Chris Lattner wrote:
On Apr 21, 2010, at 11:11 AM, Vladimir Makarov wrote:
This is definitely interesting, but you're also comparing apples and oranges
here (for both compile time and performance). Can you get numbers showing GCC
-O3 and dragonegg with LTO to get a better comparison?
Dragonegg does not work with -flto. It generates assembler code on which gas
complaints (a lot of non-assembler code like target data-layout which are not
in comments).
Ok, I didn't know that didn't get wired up. I'm not familiar with dragonegg,
it might require gold with the llvm lto gold plugin or something.
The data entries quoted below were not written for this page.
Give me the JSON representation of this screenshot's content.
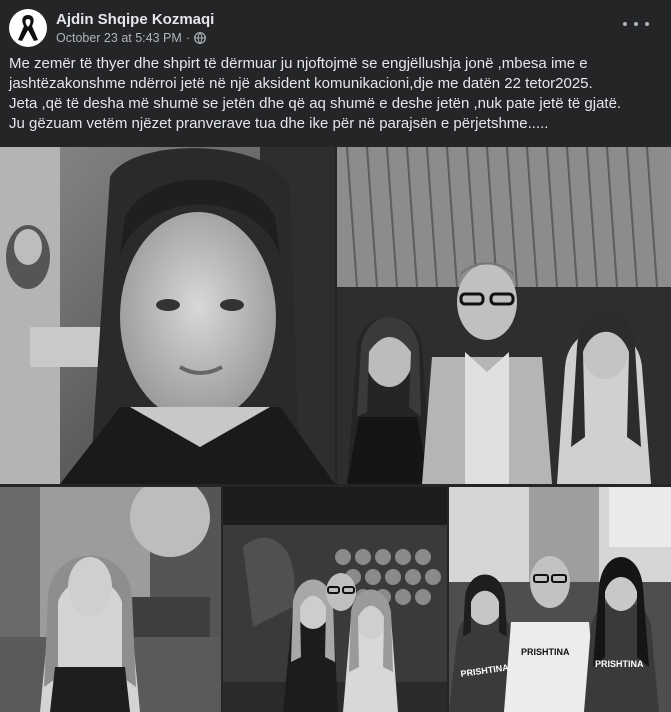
{
  "post": {
    "author": "Ajdin Shqipe Kozmaqi",
    "timestamp": "October 23 at 5:43 PM",
    "separator": "·",
    "audience_icon": "globe-icon",
    "avatar_icon": "black-ribbon-icon",
    "more_icon": "more-options-icon",
    "text_lines": [
      "Me zemër të thyer dhe shpirt të dërmuar ju njoftojmë se engjëllushja jonë ,mbesa ime e",
      "jashtëzakonshme ndërroi jetë në një  aksident komunikacioni,dje me datën 22 tetor2025.",
      "Jeta ,që të desha më shumë se jetën dhe që aq shumë e deshe jetën ,nuk pate jetë të gjatë.",
      "Ju gëzuam vetëm njëzet pranverave tua dhe ike për në parajsën e përjetshme....."
    ]
  },
  "photos": {
    "shirt_text": "PRISHTINA"
  },
  "colors": {
    "background": "#242526",
    "text_primary": "#e4e6eb",
    "text_secondary": "#b0b3b8"
  }
}
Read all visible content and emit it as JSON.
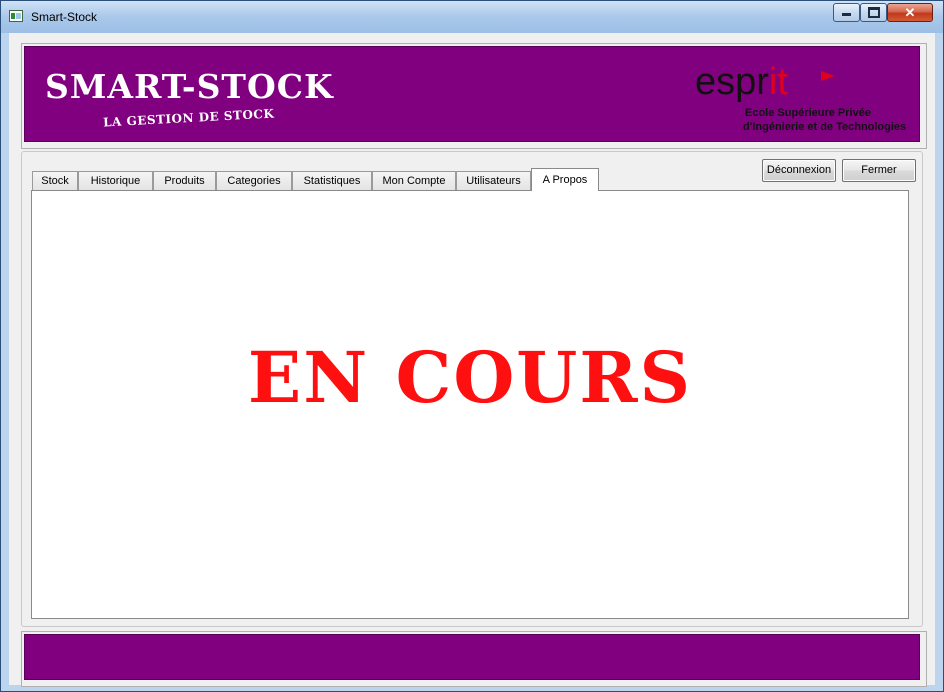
{
  "window": {
    "title": "Smart-Stock",
    "close_label": "✕"
  },
  "header": {
    "logo_title": "SMART-STOCK",
    "logo_subtitle": "LA GESTION DE STOCK",
    "partner_prefix": "espr",
    "partner_suffix": "it",
    "partner_line1": "Ecole Supérieure Privée",
    "partner_line2": "d'Ingénierie et de Technologies",
    "brand_color": "#800080",
    "partner_accent": "#e0001a"
  },
  "tabs": [
    {
      "label": "Stock",
      "active": false
    },
    {
      "label": "Historique",
      "active": false
    },
    {
      "label": "Produits",
      "active": false
    },
    {
      "label": "Categories",
      "active": false
    },
    {
      "label": "Statistiques",
      "active": false
    },
    {
      "label": "Mon Compte",
      "active": false
    },
    {
      "label": "Utilisateurs",
      "active": false
    },
    {
      "label": "A Propos",
      "active": true
    }
  ],
  "actions": {
    "logout_label": "Déconnexion",
    "close_label": "Fermer"
  },
  "content": {
    "status_text": "EN COURS",
    "status_color": "#ff1010"
  }
}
So I'll do gcc -O3 without -flto. I don't think it will change average
SPECINT2000 rate significantly (although it can change separte benchmark
significantly) but it will make gcc compiler much faster (may be 2 times
because I did not use -fwhole-program). I'll post the results in an hour.
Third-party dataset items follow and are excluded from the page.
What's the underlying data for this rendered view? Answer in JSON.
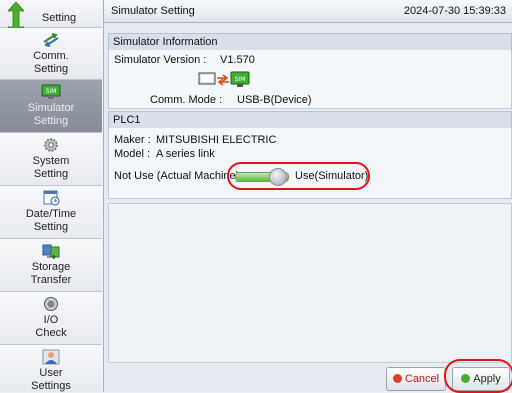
{
  "sidebar": {
    "items": [
      {
        "label": "Setting"
      },
      {
        "label": "Comm.\nSetting"
      },
      {
        "label": "Simulator\nSetting"
      },
      {
        "label": "System\nSetting"
      },
      {
        "label": "Date/Time\nSetting"
      },
      {
        "label": "Storage\nTransfer"
      },
      {
        "label": "I/O\nCheck"
      },
      {
        "label": "User\nSettings"
      }
    ]
  },
  "titlebar": {
    "title": "Simulator Setting",
    "datetime": "2024-07-30 15:39:33"
  },
  "sim_info": {
    "header": "Simulator Information",
    "version_label": "Simulator Version :",
    "version_value": "V1.570",
    "comm_mode_label": "Comm. Mode :",
    "comm_mode_value": "USB-B(Device)"
  },
  "plc": {
    "header": "PLC1",
    "maker_label": "Maker :",
    "maker_value": "MITSUBISHI ELECTRIC",
    "model_label": "Model :",
    "model_value": "A series link",
    "left_option": "Not Use (Actual Machine)",
    "right_option": "Use(Simulator)",
    "toggle_on": true
  },
  "footer": {
    "cancel_label": "Cancel",
    "apply_label": "Apply"
  },
  "colors": {
    "highlight_ring": "#e0151b",
    "toggle_green": "#5fbf3c"
  }
}
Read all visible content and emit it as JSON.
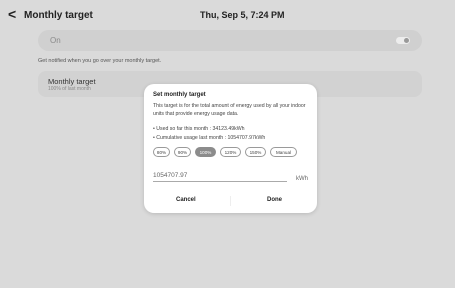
{
  "header": {
    "back_glyph": "<",
    "title": "Monthly target",
    "datetime": "Thu, Sep 5, 7:24 PM"
  },
  "settings": {
    "on_label": "On",
    "toggle_on": true,
    "notify_text": "Get notified when you go over your monthly target.",
    "target_title": "Monthly target",
    "target_sub": "100% of last month"
  },
  "dialog": {
    "title": "Set monthly target",
    "description": "This target is for the total amount of energy used by all your indoor units that provide energy usage data.",
    "used_so_far": "• Used so far this month : 34123.49kWh",
    "cumulative": "• Cumulative usage last month : 1054707.97kWh",
    "chips": [
      "80%",
      "90%",
      "100%",
      "120%",
      "150%",
      "Manual"
    ],
    "selected_chip": "100%",
    "input_value": "1054707.97",
    "unit": "kWh",
    "cancel_label": "Cancel",
    "done_label": "Done"
  },
  "colors": {
    "background": "#dadada",
    "dialog": "#ffffff",
    "chip_selected": "#8c8c8c"
  }
}
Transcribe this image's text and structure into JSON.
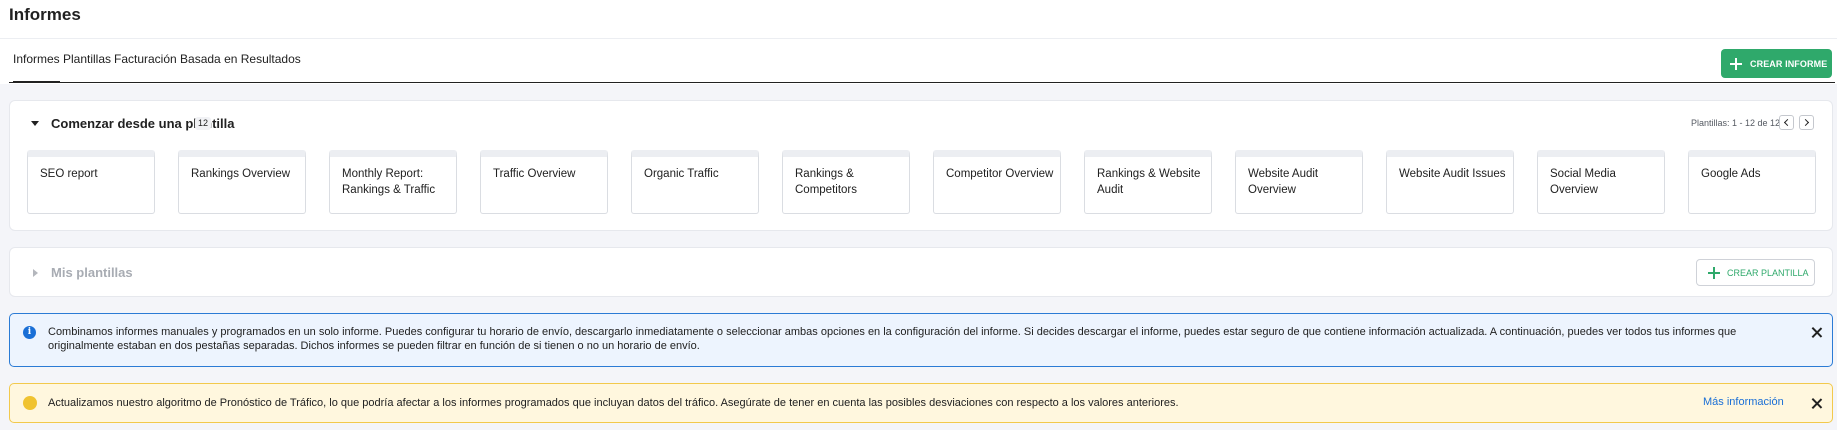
{
  "header": {
    "title": "Informes"
  },
  "tabs": [
    {
      "label": "Informes",
      "active": true
    },
    {
      "label": "Plantillas",
      "active": false
    },
    {
      "label": "Facturación Basada en Resultados",
      "active": false
    }
  ],
  "create_report_button": {
    "label": "CREAR INFORME",
    "icon": "plus-icon"
  },
  "templates_section": {
    "title": "Comenzar desde una plantilla",
    "count": "12",
    "pagination_label": "Plantillas: 1 - 12 de 12",
    "cards": [
      {
        "label": "SEO report"
      },
      {
        "label": "Rankings Overview"
      },
      {
        "label": "Monthly Report: Rankings & Traffic"
      },
      {
        "label": "Traffic Overview"
      },
      {
        "label": "Organic Traffic"
      },
      {
        "label": "Rankings & Competitors"
      },
      {
        "label": "Competitor Overview"
      },
      {
        "label": "Rankings & Website Audit"
      },
      {
        "label": "Website Audit Overview"
      },
      {
        "label": "Website Audit Issues"
      },
      {
        "label": "Social Media Overview"
      },
      {
        "label": "Google Ads"
      }
    ]
  },
  "my_templates": {
    "title": "Mis plantillas",
    "create_button": {
      "label": "CREAR PLANTILLA",
      "icon": "plus-icon"
    }
  },
  "info_alert": {
    "icon": "info-icon",
    "text": "Combinamos informes manuales y programados en un solo informe. Puedes configurar tu horario de envío, descargarlo inmediatamente o seleccionar ambas opciones en la configuración del informe. Si decides descargar el informe, puedes estar seguro de que contiene información actualizada. A continuación, puedes ver todos tus informes que originalmente estaban en dos pestañas separadas. Dichos informes se pueden filtrar en función de si tienen o no un horario de envío."
  },
  "warning_alert": {
    "icon": "warning-dot-icon",
    "text": "Actualizamos nuestro algoritmo de Pronóstico de Tráfico, lo que podría afectar a los informes programados que incluyan datos del tráfico. Asegúrate de tener en cuenta las posibles desviaciones con respecto a los valores anteriores.",
    "link": "Más información"
  },
  "colors": {
    "primary_green": "#2fa96b",
    "info_blue": "#2b7bd5",
    "warning_yellow": "#f2c94c",
    "link_blue": "#1a6fd6"
  }
}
Sounds good, thanks! I suspect the gcc build times will improve.
Here the results of SPECINT2000 on x86_64 for dragonegg -O3 vs gcc-4.5 -O3.
dragonegg: -O3 (release build)
gcc4.5: -O3 (--enable-checking=release)
Compilation Time SPECINT2000
Dragonegg 122.85user 2572
gcc-4.5 142.76user 2784
Dragonegg generates about 9% slower code (vs 11% for gcc with
-flto). Without -flto, gcc4.5 is only 16% slower than dragonegg.